サラ・ドゥテルテ弾劾審理巡るカエタノ氏の反発

【アラン・ピーター・カエタノ上院議長の解任について】

元上院議長のアラン・ピーター・カエタノ氏は、多数派が副大統領サラ・ドゥテルテ氏の弾劾裁判を進めるために自分を解任したと主張しました。

フィリピン下院は、サラ・ドゥテルテ副大統領に対して二度目の弾劾を行いました。今年、ドゥテルテ氏に対して4件の弾劾訴追が提出され、そのうち2件については下院の司法委員会で実質的と判断されました。

最初の弾劾訴追は下院の司法委員会によって棚上げされましたが、手続きの遅れを避けるため、第二の弾劾訴追を行った原告は訴えを取り下げ、第三の弾劾訴追を支持することに決めました。

「ティンディグ・ピリピナス」が副大統領に対する第二の弾劾訴追の原告でした。ドゥテルテ氏は、これらの弾劾訴追が予想外のことではないと述べています。

サラ・ドゥテルテ副大統領に対する主な訴追理由は以下の通りです。

– 憲法の重大な違反と公共の信頼の裏切り、2022年から2023年にかけて副大統領府に割り当てられた5億フィリピンペソ以上の機密資金の不正蓄積と転用
– 2023年に教育省(DepEd)に割り当てられた1億1,250万フィリピンペソ以上の機密資金の不正蓄積と転用
– 教育省の役人を腐敗させ、賄賂を与えたことによる憲法の重大な違反と公共の信頼の裏切り
– 大統領、ファーストレディ、前下院議長の暗殺を企てたことによる憲法の重大な違反と公共の信頼の裏切り
– 不明な財産の蓄積と財産および財産に関する利益の全てを財産公開報告書(SALN)で開示していないことによる憲法の重大な違反と公共の信頼の裏切り
– 政治的不安定化行為と反乱・内乱の重大犯罪による憲法の重大な違反と公共の信頼の裏切り

下院が副大統領を弾劾した後、国民は弾劾裁判がすぐに始まる可能性を注視しています。しかし、フィリピン国民は、上院にドゥテルテ氏の強力な支持者が存在し、国の問題を抱える中で弾劾裁判に賛成していないことも知っています。

元上院議長のアラン・ピーター・カエタノ氏は、新たな多数派ブロックの12人の上院議員が全ての役職を空席と宣言した後、シェルウィン・ガッチャリアン氏を上院仮議長に選出した12人の上院議員の定足数が規則と憲法に反していると主張しました。彼は13票が必要であり、自分が依然として合法的な議長であると強調しました。

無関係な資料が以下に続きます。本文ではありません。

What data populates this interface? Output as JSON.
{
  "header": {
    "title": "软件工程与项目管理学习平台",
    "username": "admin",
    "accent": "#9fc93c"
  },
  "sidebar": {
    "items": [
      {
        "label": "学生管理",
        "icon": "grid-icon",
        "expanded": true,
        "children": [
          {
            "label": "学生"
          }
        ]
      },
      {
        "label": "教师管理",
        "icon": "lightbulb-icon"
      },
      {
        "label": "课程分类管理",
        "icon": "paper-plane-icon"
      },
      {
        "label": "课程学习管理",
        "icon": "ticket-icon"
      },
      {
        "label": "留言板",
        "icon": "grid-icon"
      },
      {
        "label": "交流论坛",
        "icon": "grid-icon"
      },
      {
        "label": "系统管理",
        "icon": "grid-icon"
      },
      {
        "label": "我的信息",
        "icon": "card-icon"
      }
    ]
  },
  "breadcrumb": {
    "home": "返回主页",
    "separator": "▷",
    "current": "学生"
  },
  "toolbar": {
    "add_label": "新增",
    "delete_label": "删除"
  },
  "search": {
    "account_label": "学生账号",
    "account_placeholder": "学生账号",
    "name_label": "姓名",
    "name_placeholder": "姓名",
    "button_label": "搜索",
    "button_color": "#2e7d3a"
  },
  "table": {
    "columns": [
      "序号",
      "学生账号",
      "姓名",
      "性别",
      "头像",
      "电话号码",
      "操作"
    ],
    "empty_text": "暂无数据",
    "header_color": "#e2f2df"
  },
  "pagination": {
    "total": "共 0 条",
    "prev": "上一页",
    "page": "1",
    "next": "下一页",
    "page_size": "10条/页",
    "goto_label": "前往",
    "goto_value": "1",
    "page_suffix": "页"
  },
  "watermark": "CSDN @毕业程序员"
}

現上院議長のシェルウィン・ガッチャリアン氏と新多数派ブロックは、6月3日の上院本会議が法律に反していないと主張しています。この会議は、カエタノブロックの三日間の不在中に、チズ・エスクデロ上院議員が他のブロックに参加した後に行われました。

アラン・ピーター・カエタノ氏は上院議長の座を譲ることを認めました。「もう騙し合いはやめましょう。あなたたちのグループが議長を通じてペースを決めたいのです」と述べました。

元上院議長のアラン・ピーター・カエタノ氏によると、多数派ブロックはサラ・ドゥテルテ副大統領に対する弾劾手続きを進めたいと主張しています。彼はまた、上院の指導者交代が洪水対策問題を覆い隠すことに基づいているとも述べました。「あなたたちは上院議長を交代させたいのは、弾劾を継続させたいからだ」と元上院議長は述べました。

最近、弾劾裁判が開かれる次の予定を前にして、上院議長のウィン氏は、チズ・エスクデロ上院議員が議長を務めることが最終決定ではないと明らかにしました。

【用語解説】

– ティンディグ・ピリピナス:フィリピンの市民団体で、政治的活動や社会問題に取り組んでいます。
– SALN(財産公開報告書):公務員が所有する財産や利益を開示するための報告書。フィリピンでは公職者の透明性を確保するために義務付けられています。